セキュアエンドポイントLinuxコネクタの障害
障害5:スキャンサービスユーザが使用できない
条件
コネクタがファイルスキャンプロセスを実行するためのcisco-amp-scan-svcユーザの作成に失敗しました。回避策として、コネクタはrootユーザを使用してファイルスキャンを実行するようにフォールバックされています。これは意図した設計と異なるため、修正する必要があります。
解決方法
- cisco-amp-scan-svcユーザまたはグループが削除されているか、設定が変更されている場合は、コネクタを再インストールし、必要な設定でユーザとグループを再作成します。詳細は/var/log/cisco/ampdaemon.logを参照してください。

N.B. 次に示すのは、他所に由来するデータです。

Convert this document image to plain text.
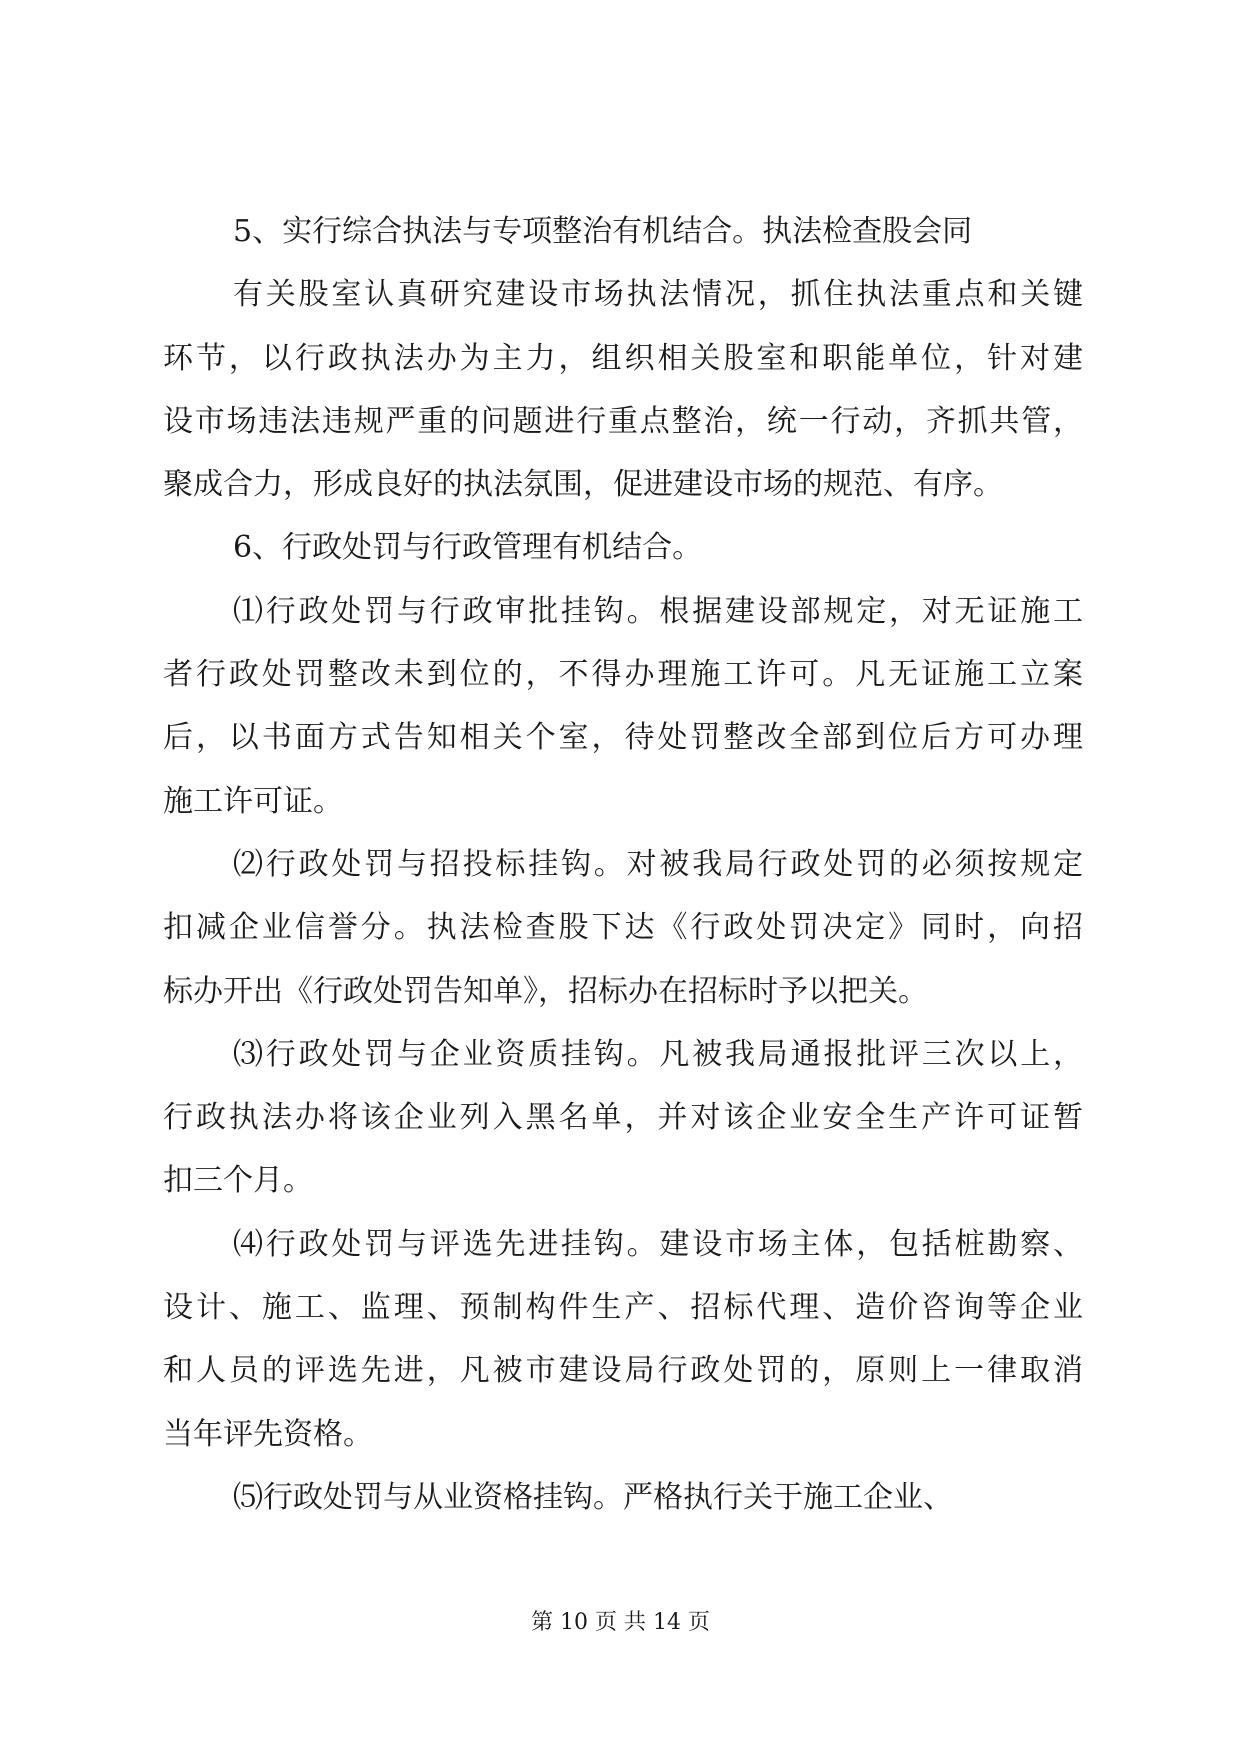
5、实行综合执法与专项整治有机结合。执法检查股会同
有关股室认真研究建设市场执法情况，抓住执法重点和关键
环节，以行政执法办为主力，组织相关股室和职能单位，针对建
设市场违法违规严重的问题进行重点整治，统一行动，齐抓共管，
聚成合力，形成良好的执法氛围，促进建设市场的规范、有序。
6、行政处罚与行政管理有机结合。
⑴行政处罚与行政审批挂钩。根据建设部规定，对无证施工
者行政处罚整改未到位的，不得办理施工许可。凡无证施工立案
后，以书面方式告知相关个室，待处罚整改全部到位后方可办理
施工许可证。
⑵行政处罚与招投标挂钩。对被我局行政处罚的必须按规定
扣减企业信誉分。执法检查股下达《行政处罚决定》同时，向招
标办开出《行政处罚告知单》，招标办在招标时予以把关。
⑶行政处罚与企业资质挂钩。凡被我局通报批评三次以上，
行政执法办将该企业列入黑名单，并对该企业安全生产许可证暂
扣三个月。
⑷行政处罚与评选先进挂钩。建设市场主体，包括桩勘察、
设计、施工、监理、预制构件生产、招标代理、造价咨询等企业
和人员的评选先进，凡被市建设局行政处罚的，原则上一律取消
当年评先资格。
⑸行政处罚与从业资格挂钩。严格执行关于施工企业、
第 10 页 共 14 页
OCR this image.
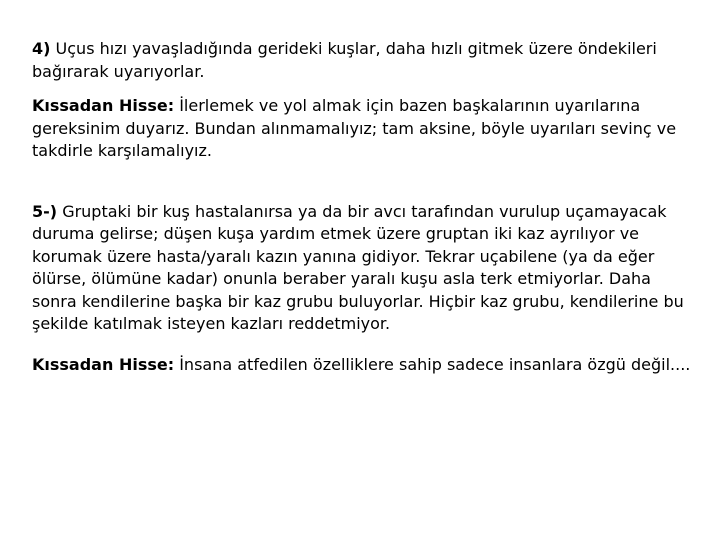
4) Uçus hızı yavaşladığında gerideki kuşlar, daha hızlı gitmek üzere öndekileri bağırarak uyarıyorlar.

Kıssadan Hisse: İlerlemek ve yol almak için bazen başkalarının uyarılarına gereksinim duyarız. Bundan alınmamalıyız; tam aksine, böyle uyarıları sevinç ve takdirle karşılamalıyız.

5-) Gruptaki bir kuş hastalanırsa ya da bir avcı tarafından vurulup uçamayacak duruma gelirse; düşen kuşa yardım etmek üzere gruptan iki kaz ayrılıyor ve korumak üzere hasta/yaralı kazın yanına gidiyor. Tekrar uçabilene (ya da eğer ölürse, ölümüne kadar) onunla beraber yaralı kuşu asla terk etmiyorlar. Daha sonra kendilerine başka bir kaz grubu buluyorlar. Hiçbir kaz grubu, kendilerine bu şekilde katılmak isteyen kazları reddetmiyor.

Kıssadan Hisse: İnsana atfedilen özelliklere sahip sadece insanlara özgü değil....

- ユーザ/グループの作成が/etc/login.defsの設定で制限されている場合、Linuxコネクタインストーラの実行中にユーザおよびグループの作成をcisco-amp-scan-svcユーザおよびグループに許可するために、このファイルを一時的に変更する必要があります。これを行うには、
/etc/login.defs
のUSERGROUPS_ENABをnoからyesに変更します。
- 別のプログラムがコネクタのディレクトリ権限の1つを変更した場合(/opt/ciscoや子ディレクトリなど)、ディレクトリ権限をデフォルト(0755など)に戻します。今後/opt/ciscoディレクトリまたはその子ディレクトリを変更するプログラムがないことを確認してから、コネクタサービスを再起動します。
障害6:スキャンサービスが頻繁に再起動する
条件
コネクタファイルのスキャンプロセスでエラーが繰り返し発生し、エラーをクリアするためにコネクタが再起動されました。コネクタはベストエフォート方式でスキャンを続行します。
解決方法
システム上の1つ以上のファイルが原因で、スキャン時にスキャンアルゴリズムがクラッシュする可能性があります。コネクタの再起動後10分以内にこの障害が自動的にクリアされない場合は、さらに調査が必要です。コネクタのスキャン機能は、問題が解決されるまで低下します。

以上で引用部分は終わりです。